Bíblia

1 Tessalonicenses 5

1 Mas irmãos, acerca dos tempos e das estações, não necessitais de que eu vos escreva;

tempos – o prazo geral e indefinido para períodos cronológicos.

estações – os tempos oportunos (Dn 7:12; At 1:7). O tempo indica quantidade; temporada, qualidade. As estações são partes do tempo.

não necessitais de que – aqueles que vigiam não precisam ser avisados ​​quando a hora chegar, pois estão sempre prontos (J.A. Bengel). [JFB]

2 pois vós mesmos bem sabeis que o dia do Senhor virá como um ladrão de noite.

como um ladrão de noite – Os apóstolos, nesta imagem seguem a parábola de seu Senhor, expressando como a vinda do Senhor tomará os homens de surpresa (Mt 24:43; 2Pe 3:10). “A noite é onde quer que haja silenciosa indiferença” (J.A. Bengel). “À meia-noite” (talvez figurativo: para algumas partes da terra a noite será literal), Mt 25:6. O ladrão não avisa da sua abordagem, e também toma todas as precauções para evitar a família saber disso. Assim o Senhor (Ap 16:15). Os sinais precedem a vinda, para confirmar a paciente esperança do crente atento; mas a própria vinda será súbita (Mt 24:32-36; Lc 21:25-32,35). [JFB]
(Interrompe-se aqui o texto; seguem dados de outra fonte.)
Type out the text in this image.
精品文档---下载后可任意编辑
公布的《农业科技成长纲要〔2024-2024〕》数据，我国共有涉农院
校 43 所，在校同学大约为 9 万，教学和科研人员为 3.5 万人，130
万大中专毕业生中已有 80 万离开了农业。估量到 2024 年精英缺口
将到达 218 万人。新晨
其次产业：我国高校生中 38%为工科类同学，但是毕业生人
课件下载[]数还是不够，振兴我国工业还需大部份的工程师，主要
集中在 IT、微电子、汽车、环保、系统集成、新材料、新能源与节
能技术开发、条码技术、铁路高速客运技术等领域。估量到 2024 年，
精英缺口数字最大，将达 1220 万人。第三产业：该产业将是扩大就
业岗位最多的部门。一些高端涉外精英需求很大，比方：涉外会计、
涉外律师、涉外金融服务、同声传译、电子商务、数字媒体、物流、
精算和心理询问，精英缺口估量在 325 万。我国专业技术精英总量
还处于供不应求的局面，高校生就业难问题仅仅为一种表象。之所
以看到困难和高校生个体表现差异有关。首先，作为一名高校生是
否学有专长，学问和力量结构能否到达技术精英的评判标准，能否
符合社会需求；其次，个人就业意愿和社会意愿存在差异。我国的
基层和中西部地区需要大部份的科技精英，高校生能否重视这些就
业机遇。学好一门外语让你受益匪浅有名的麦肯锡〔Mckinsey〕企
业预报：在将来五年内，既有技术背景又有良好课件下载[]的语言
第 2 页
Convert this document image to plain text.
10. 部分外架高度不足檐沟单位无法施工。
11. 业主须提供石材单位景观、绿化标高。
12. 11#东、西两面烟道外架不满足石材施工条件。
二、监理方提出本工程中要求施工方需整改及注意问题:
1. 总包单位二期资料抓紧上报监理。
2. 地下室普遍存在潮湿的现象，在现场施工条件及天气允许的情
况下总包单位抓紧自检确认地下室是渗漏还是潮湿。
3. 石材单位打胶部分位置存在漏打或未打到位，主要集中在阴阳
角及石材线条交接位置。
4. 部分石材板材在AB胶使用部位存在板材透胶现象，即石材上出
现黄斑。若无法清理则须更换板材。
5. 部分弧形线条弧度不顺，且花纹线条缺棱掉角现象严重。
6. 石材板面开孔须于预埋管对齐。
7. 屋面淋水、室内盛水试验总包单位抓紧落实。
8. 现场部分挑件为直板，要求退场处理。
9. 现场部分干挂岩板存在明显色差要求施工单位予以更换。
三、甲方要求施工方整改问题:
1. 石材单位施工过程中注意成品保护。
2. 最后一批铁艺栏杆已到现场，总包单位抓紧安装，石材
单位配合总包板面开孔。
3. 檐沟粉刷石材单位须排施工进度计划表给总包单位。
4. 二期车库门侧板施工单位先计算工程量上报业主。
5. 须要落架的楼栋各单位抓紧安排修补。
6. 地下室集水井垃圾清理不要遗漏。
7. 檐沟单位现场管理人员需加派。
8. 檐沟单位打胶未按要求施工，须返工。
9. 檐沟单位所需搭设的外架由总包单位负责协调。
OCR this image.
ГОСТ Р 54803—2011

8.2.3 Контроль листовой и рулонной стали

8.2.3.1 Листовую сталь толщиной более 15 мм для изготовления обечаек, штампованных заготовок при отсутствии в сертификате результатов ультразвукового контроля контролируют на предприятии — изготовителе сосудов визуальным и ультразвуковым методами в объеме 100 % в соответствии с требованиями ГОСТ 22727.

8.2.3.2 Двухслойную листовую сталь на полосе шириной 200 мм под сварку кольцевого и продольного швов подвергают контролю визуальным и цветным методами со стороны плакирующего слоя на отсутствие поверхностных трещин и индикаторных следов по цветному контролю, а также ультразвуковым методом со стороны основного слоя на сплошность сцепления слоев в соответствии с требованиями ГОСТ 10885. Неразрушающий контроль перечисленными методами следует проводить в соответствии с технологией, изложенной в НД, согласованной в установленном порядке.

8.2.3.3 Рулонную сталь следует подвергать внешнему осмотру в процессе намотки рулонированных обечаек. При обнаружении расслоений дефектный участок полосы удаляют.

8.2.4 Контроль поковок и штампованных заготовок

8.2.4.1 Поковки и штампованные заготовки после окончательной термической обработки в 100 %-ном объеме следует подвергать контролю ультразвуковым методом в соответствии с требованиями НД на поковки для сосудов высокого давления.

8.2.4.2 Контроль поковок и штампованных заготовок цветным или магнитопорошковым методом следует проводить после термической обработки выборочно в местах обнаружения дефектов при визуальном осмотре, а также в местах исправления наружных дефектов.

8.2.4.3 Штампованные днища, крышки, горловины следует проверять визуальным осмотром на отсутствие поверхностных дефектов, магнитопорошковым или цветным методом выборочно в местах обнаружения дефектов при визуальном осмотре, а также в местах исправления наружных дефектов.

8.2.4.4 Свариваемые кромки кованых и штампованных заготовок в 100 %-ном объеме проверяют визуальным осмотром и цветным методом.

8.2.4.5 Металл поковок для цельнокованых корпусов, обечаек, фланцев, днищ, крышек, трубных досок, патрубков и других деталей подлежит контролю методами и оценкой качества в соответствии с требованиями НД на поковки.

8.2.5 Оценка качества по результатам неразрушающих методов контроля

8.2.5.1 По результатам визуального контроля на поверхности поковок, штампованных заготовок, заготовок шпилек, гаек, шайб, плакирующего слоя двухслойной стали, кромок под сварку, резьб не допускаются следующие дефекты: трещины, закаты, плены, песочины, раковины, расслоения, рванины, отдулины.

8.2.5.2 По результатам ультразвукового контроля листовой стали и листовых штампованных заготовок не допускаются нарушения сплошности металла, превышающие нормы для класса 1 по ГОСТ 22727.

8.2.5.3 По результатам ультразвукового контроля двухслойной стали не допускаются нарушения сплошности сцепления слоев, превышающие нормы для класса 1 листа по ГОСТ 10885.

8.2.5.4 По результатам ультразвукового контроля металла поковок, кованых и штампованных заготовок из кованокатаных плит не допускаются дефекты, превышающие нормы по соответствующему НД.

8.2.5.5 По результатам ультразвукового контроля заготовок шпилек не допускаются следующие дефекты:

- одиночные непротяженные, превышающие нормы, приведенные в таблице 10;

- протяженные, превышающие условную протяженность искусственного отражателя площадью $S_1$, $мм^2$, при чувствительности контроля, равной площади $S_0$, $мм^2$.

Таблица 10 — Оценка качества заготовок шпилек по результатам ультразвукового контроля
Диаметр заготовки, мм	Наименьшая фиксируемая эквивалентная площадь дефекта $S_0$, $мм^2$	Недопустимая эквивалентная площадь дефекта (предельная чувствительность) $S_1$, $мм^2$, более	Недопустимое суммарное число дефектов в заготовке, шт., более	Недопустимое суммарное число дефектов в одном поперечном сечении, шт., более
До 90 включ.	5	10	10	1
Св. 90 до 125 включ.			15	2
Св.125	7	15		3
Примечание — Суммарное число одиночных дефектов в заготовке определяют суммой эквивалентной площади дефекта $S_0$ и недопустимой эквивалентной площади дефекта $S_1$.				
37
3 Quando disserem: “Paz e segurança”, então virá sobre eles repentina destruição, como as dores de parto da grávida, e de maneira nenhuma escaparão.

Quando disserem – os homens do mundo (1Ts 5:5-6; 1Ts 4:13).

Paz – (Jz 18:7,9,27-28; Jr 6:14; Ez 13:10).

então – no exato momento em que menos esperam. Compare o caso de Belsazar (Dn 5:1- 6, 9, 26-28; Herodes (At 12:21-23).

repentina – (Lc 21:34).

como as dores de parto da grávida – (Sl 48:6; Is 13:8).

e de maneira nenhuma escaparão – grego, “absolutamente não escaparão”. Outra característica terrível de sua ruína: não haverá, então, nenhuma possibilidade de evitar isso, no entanto, eles o desejam (Am 9:2-3; Ap 6:15-16). [JFB]

4 Mas vós, irmãos, não estais em trevas, para que aquele dia vos tome de surpresa como um ladrão.

em trevas – na escuridão da compreensão (isto é, na ignorância espiritual) ou da natureza moral (isto é, um estado de pecado), Ef 4:18.

aquele dia – grego, “O dia”; o dia do Senhor (Hb 10:25), em contraste com as “trevas”.

surpresa – inesperadamente (compare Jo 12:35). [JFB]

5 Todos vós sois filhos da luz e filhos do dia; não somos da noite nem das trevas.

Todos vós sois filhos da luz e filhos do dia – como filhos assemelham-se a seus pais, assim você está na característica da luz (intelectualmente e moralmente iluminado de um ponto de vista espiritual), Lc 16:8; Jo 12:36.

não somos da – isto é, não pertencemos à noite nem às trevas. [JFB]

6 Portanto, não durmamos, como os outros; em vez disso, vigiemos e sejamos sóbrios.

outros – grego, “o resto” do mundo: os não convertidos (1Ts 4:13). “Sono” aqui é apatia mundana às coisas espirituais (Rm 13:11; Ef 5:14); em 1Ts 5:7, o sono normal; em 1Ts 5:10, a morte.

vigiemos – para a vinda de Cristo; literalmente, “estejamos atentos”. O mesmo grego ocorre em 1Co 15:34; 2Tm 2:26.

sejamos sóbrios – abstenham-se da satisfação carnal, mental ou sensual (1Pe 5:8). [JFB]

7 Pois os que dormem, dormem de noite; e os que ficam bêbados embebedam-se de noite.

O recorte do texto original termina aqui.